La Marina no fue la excepción. Parte de
la flota que se encontraba de maniobras en el sur, se fue a la bahía de Lota.
En uno de esos buques estaba el cabo primero Luis Armando Pradena.
María Matilde de Pradena escuchó por la
radio la noticia y ajena a la gravedad del conflicto vio la posibilidad de
encontrase con su marido que no veía en meses. Sin avisar ni consultarlo con
nadie, de madrugada se dirigió en tren al pueblo minero.
Las peripecias por llegar al muelle
fueron muchas, porque todo estaba colapsado. Un par de veces la pararon los
militares y otras los piquetes huelguistas. Para ambos bandos les resultaría
insólito ver una muchacha sola en ese ambiente prebélico. Tuvo suerte, el buque
que buscaba estaba atracado al largo muelle. Y más suerte todavía, que la
guardia militar a la entrada la dejara pasar, aunque tuvo que dar muchas
explicaciones de tan inoportuna visita.
Ver caminar a una muchacha esbelta
a la que la brisa marina movía su vestido y dejaba ver unas bonitas piernas,
fue rápidamente un aviso para los marineros de los buques mercantes y de guerra,
quienes asomados a la borda, le gritaban los más encendidos piropos.
En el portalón del destructor repitió
por enésima vez su petición.
El cabo primero Luis Armando Pradena
estaba en su hamaca cuando le avisaron que tenía visita. Su asombro no tuvo
límites cuando la vio a su joven esposa. El capitán del buque con tanto
alboroto ya se había enterado de la situación.
-Pido permiso mi capitán para conversar
con mi esposa.
-Tiene permiso una hora, marinero. Pero
llévesela lejos de aquí. Le bramó.
Un beso de prisa entre aplausos y
silbidos fue el saludo, dejando pendiente la pregunta:
-¿Qué diablos haces aquí?
Salir fue otra odisea. Pero lograron
llegar a la estación. El único tren a Concepción salía al atardecer.

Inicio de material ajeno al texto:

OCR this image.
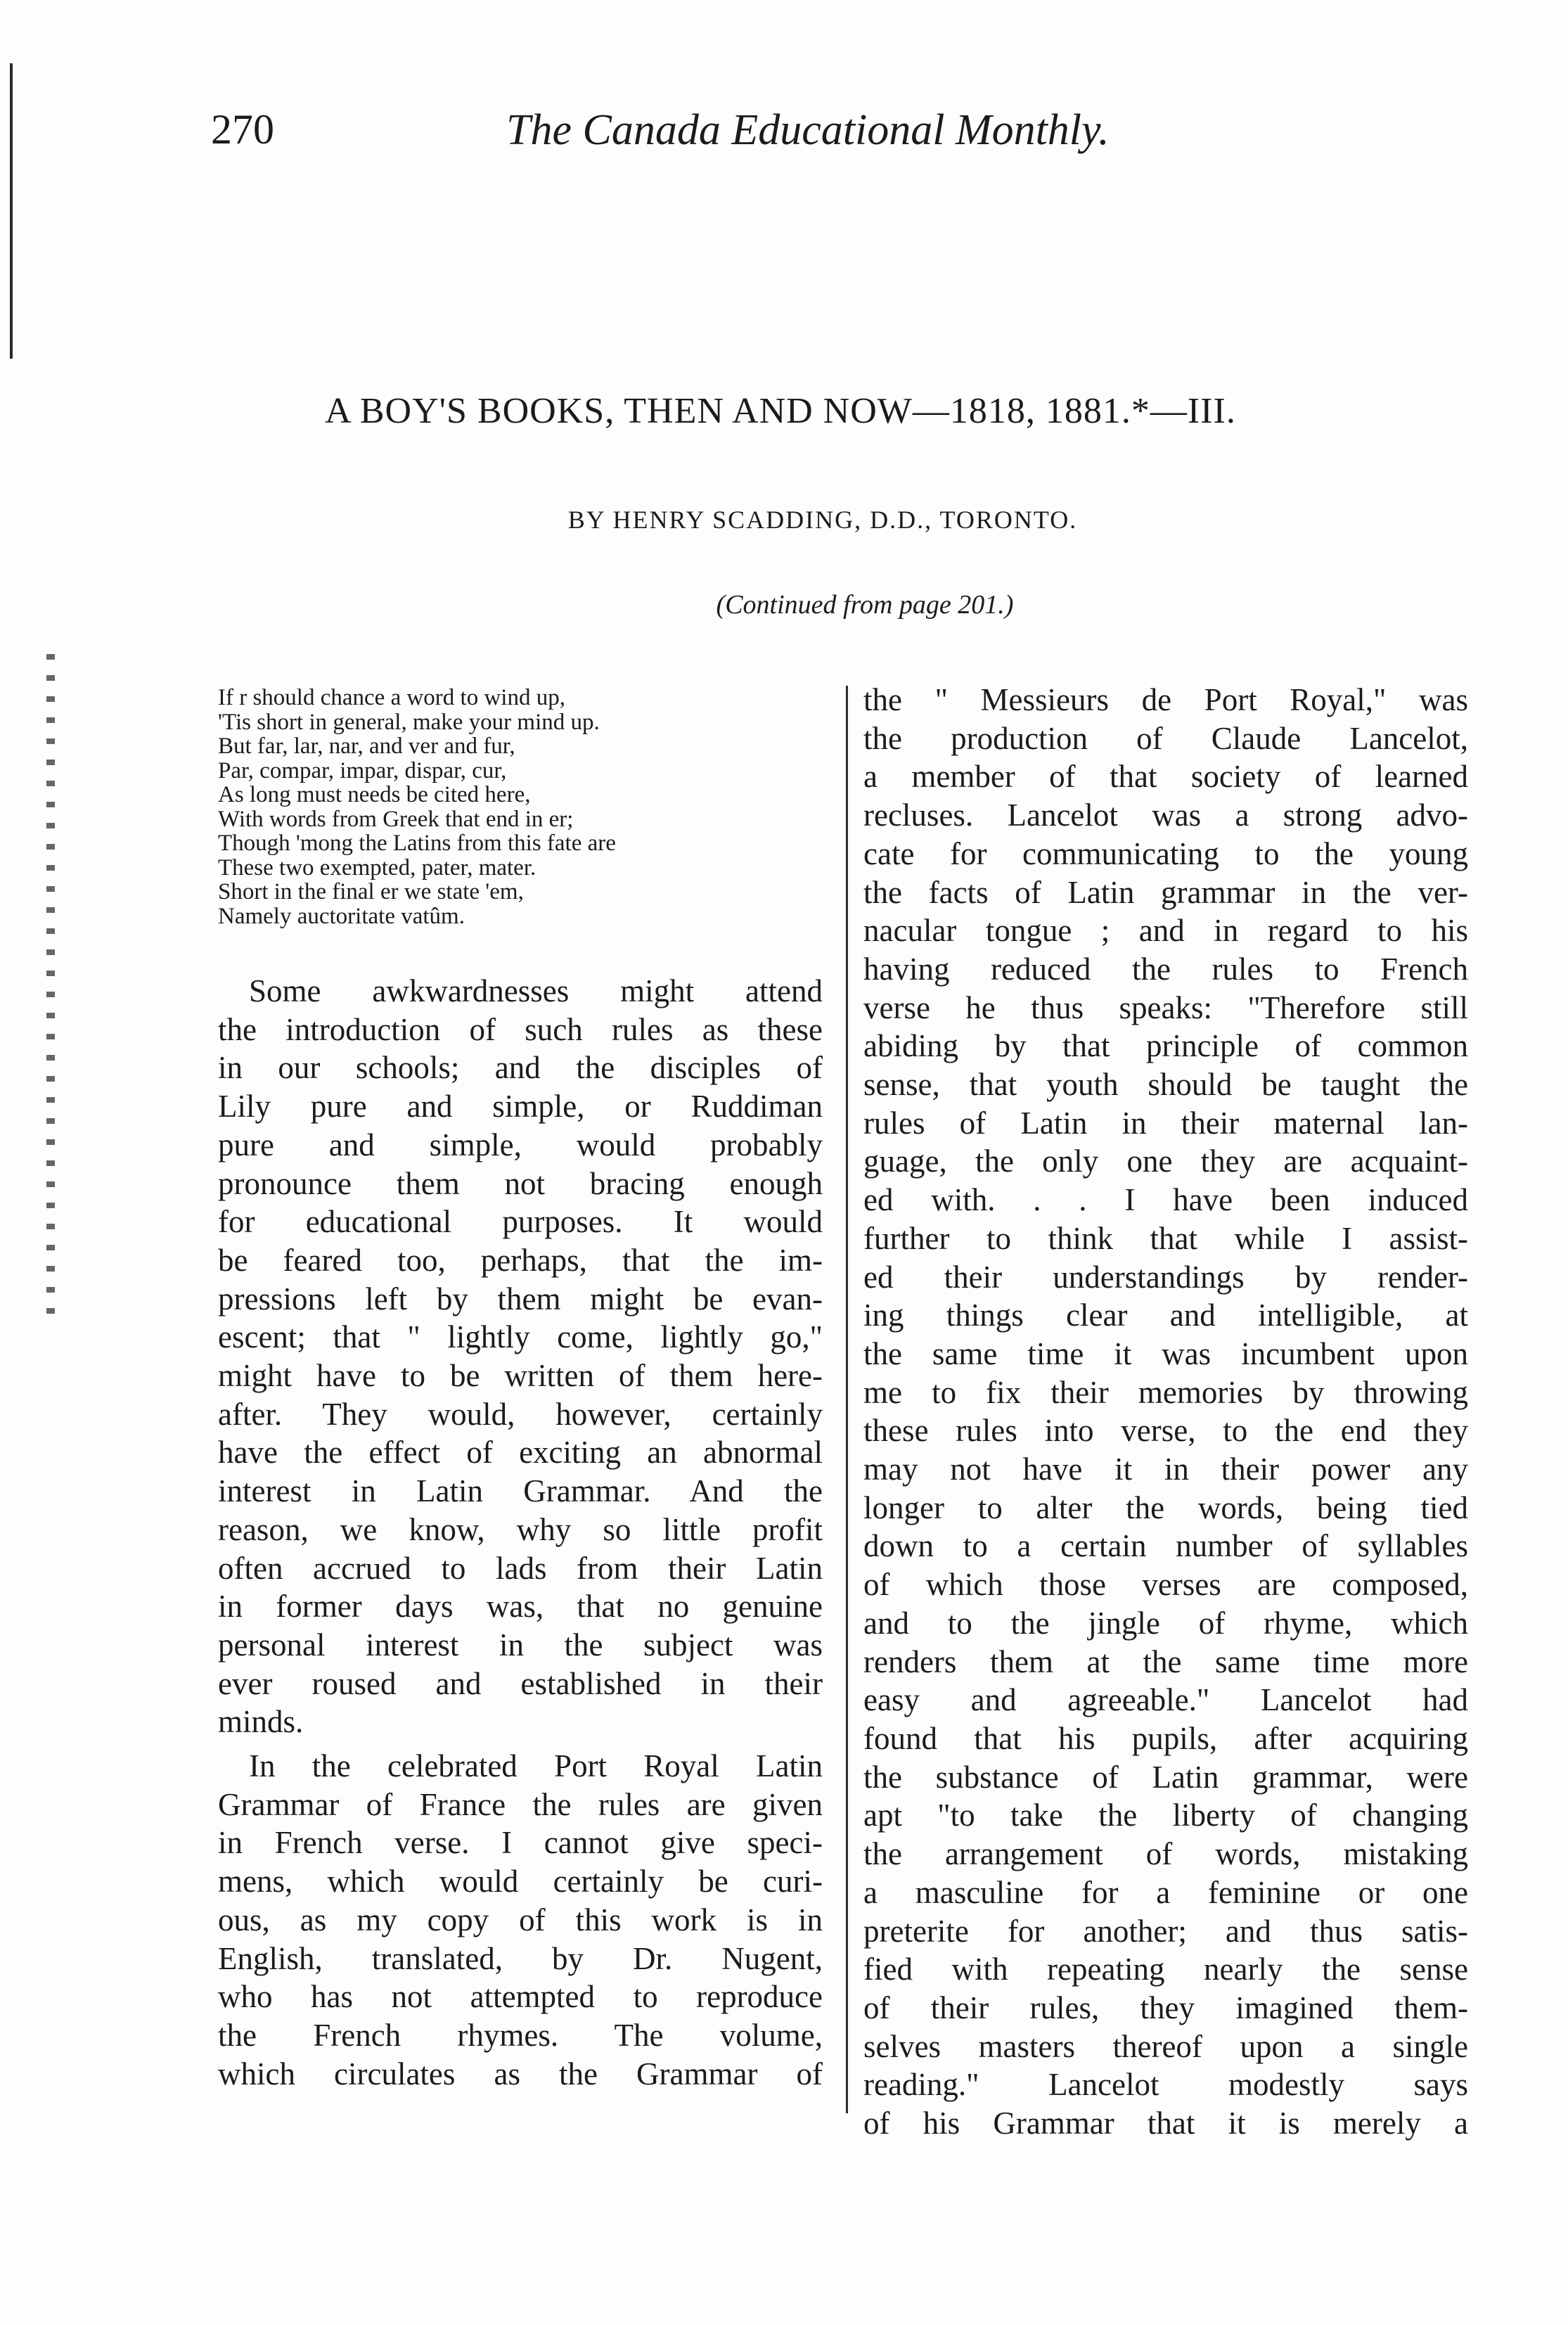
270	The Canada Educational Monthly.
A BOY'S BOOKS, THEN AND NOW—1818, 1881.*—III.
BY HENRY SCADDING, D.D., TORONTO.
(Continued from page 201.)
If r should chance a word to wind up,
'Tis short in general, make your mind up.
But far, lar, nar, and ver and fur,
Par, compar, impar, dispar, cur,
As long must needs be cited here,
With words from Greek that end in er;
Though 'mong the Latins from this fate are
These two exempted, pater, mater.
Short in the final er we state 'em,
Namely auctoritate vatûm.
Some awkwardnesses might attend
the introduction of such rules as these
in our schools; and the disciples of
Lily pure and simple, or Ruddiman
pure and simple, would probably
pronounce them not bracing enough
for educational purposes. It would
be feared too, perhaps, that the im-
pressions left by them might be evan-
escent; that " lightly come, lightly go,"
might have to be written of them here-
after. They would, however, certainly
have the effect of exciting an abnormal
interest in Latin Grammar. And the
reason, we know, why so little profit
often accrued to lads from their Latin
in former days was, that no genuine
personal interest in the subject was
ever roused and established in their
minds.
In the celebrated Port Royal Latin
Grammar of France the rules are given
in French verse. I cannot give speci-
mens, which would certainly be curi-
ous, as my copy of this work is in
English, translated, by Dr. Nugent,
who has not attempted to reproduce
the French rhymes. The volume,
which circulates as the Grammar of
the " Messieurs de Port Royal," was
the production of Claude Lancelot,
a member of that society of learned
recluses. Lancelot was a strong advo-
cate for communicating to the young
the facts of Latin grammar in the ver-
nacular tongue ; and in regard to his
having reduced the rules to French
verse he thus speaks: "Therefore still
abiding by that principle of common
sense, that youth should be taught the
rules of Latin in their maternal lan-
guage, the only one they are acquaint-
ed with. . . I have been induced
further to think that while I assist-
ed their understandings by render-
ing things clear and intelligible, at
the same time it was incumbent upon
me to fix their memories by throwing
these rules into verse, to the end they
may not have it in their power any
longer to alter the words, being tied
down to a certain number of syllables
of which those verses are composed,
and to the jingle of rhyme, which
renders them at the same time more
easy and agreeable." Lancelot had
found that his pupils, after acquiring
the substance of Latin grammar, were
apt "to take the liberty of changing
the arrangement of words, mistaking
a masculine for a feminine or one
preterite for another; and thus satis-
fied with repeating nearly the sense
of their rules, they imagined them-
selves masters thereof upon a single
reading." Lancelot modestly says
of his Grammar that it is merely a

Podrían ir
a conocer el hermoso parque de la ciudad, palacio y jardín herencia del magnate
del carbón, pero no era el día apropiado y el amor apremiaba.
Enfrente de la estación, un letrero que
fue como una aparición milagrosa.
La aventura ya no les parecía tan
disparatada. No hubo más reproches.
Mientras el amor en la habitación del
modesto hotel era un canto a la vida, a la entrada de una mina comenzaba
un enfrentamiento de mineros con militares que dejaría varios muertos.
Ella en un mar de lágrimas se quedó en
la estación en espera del último tren y el marinero regresó a su buque.
-Preséntese de inmediato al capitán-,
le ordenaron.
-Marinero, tiene usted una esposa muy
bonita.
-Gracia, mi capitán.
-¡Y tiene un arresto de un mes, porque
sólo tenía una hora de permiso!
-Gracias, mi capitán-, contestó
sonriente el cabo primero torpedista Luis Armando Pradena.
“Aprovecha ahora que eres joven para sufrir todo lo que puedas, que
estas cosas no duran toda la vida”
(El
amor en los tiempos del cólera, Gabriel García Márquez)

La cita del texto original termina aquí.